The Supreme Court actually ordered California to release prisoners because California prisons are 40% overcrowded. But the federal system is 39% overcrowded, and there has been no similar order for the federal system. Overcrowding leads to disease and violence and is not what the founding fathers intended.

KK: Do you think solitary confinement constitutes torture?

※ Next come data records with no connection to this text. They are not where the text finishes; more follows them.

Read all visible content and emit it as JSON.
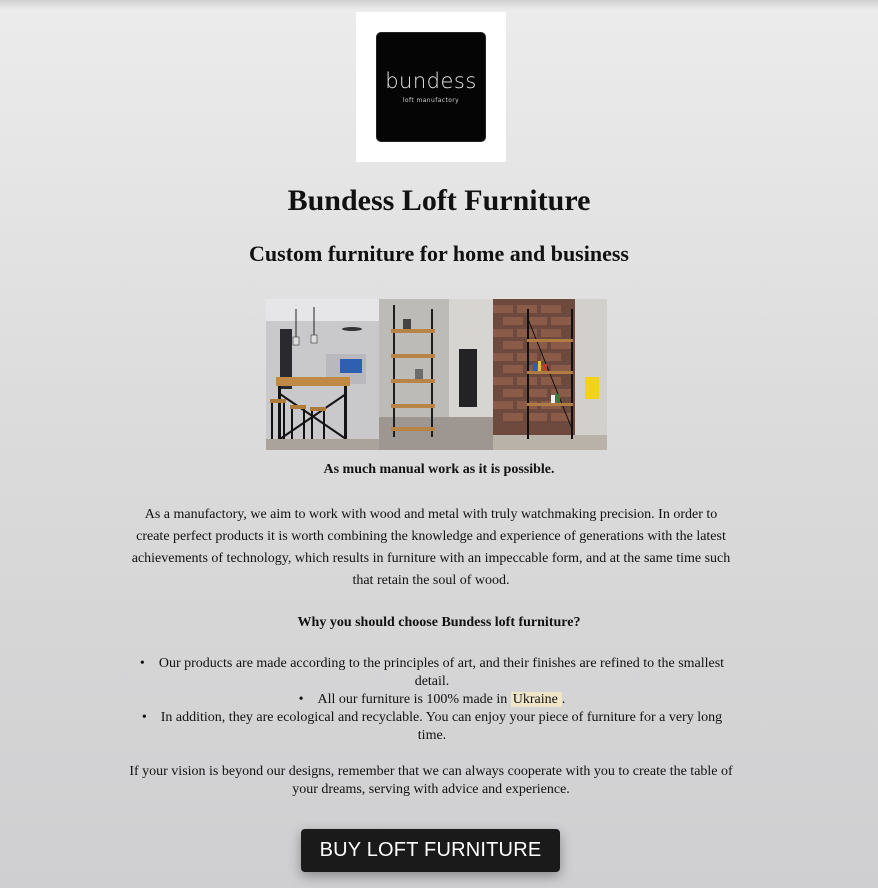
{
  "logo": {
    "word": "bundess",
    "tagline": "loft manufactory"
  },
  "title": "Bundess Loft Furniture",
  "subtitle": "Custom furniture for home and business",
  "intro_bold": "As much manual work as it is possible.",
  "intro_body": "As a manufactory, we aim to work with wood and metal with truly watchmaking precision. In order to create perfect products it is worth combining the knowledge and experience of generations with the latest achievements of technology, which results in furniture with an impeccable form, and at the same time such that retain the soul of wood.",
  "why_heading": "Why you should choose Bundess loft furniture?",
  "benefits": [
    "Our products are made according to the principles of art, and their finishes are refined to the smallest detail.",
    "All our furniture is 100% made in",
    "In addition, they are ecological and recyclable. You can enjoy your piece of furniture for a very long time."
  ],
  "highlight_country": "Ukraine",
  "benefit_2_suffix": ".",
  "closing": "If your vision is beyond our designs, remember that we can always cooperate with you to create the table of your dreams, serving with advice and experience.",
  "cta": "BUY LOFT FURNITURE",
  "colors": {
    "button_bg": "#1a1a1a",
    "highlight_bg": "#efe5c8"
  }
}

JK: I do think it constitutes torture. There are cases around the country, and there is one that's especially egregious, in Angola state penitentiary in Louisiana, where a man's been in solitary for something like 44 years.

KK: How would you say prison accountability compares with that of the CIA?

JK: I think it's very similar, as a matter of fact, because we rely on the oversight committees in Congress to keep federal agencies and departments in line. In fact, most of the members of the intelligence committees in the House and the Senate are really nothing more than cheerleaders for the CIA. We see the same thing with the judiciary committee in the House and the Senate. There's no oversight of the Bureau of Prisons.

I'll give you another example of the lack of oversight. When I was in prison, the Supreme Court ruled on a case -- it was an overcrowding case related to the state of California. California is 40% overcrowded and the Supreme Court ordered them to begin releasing prisoners to deal with the overcrowding -- 40%.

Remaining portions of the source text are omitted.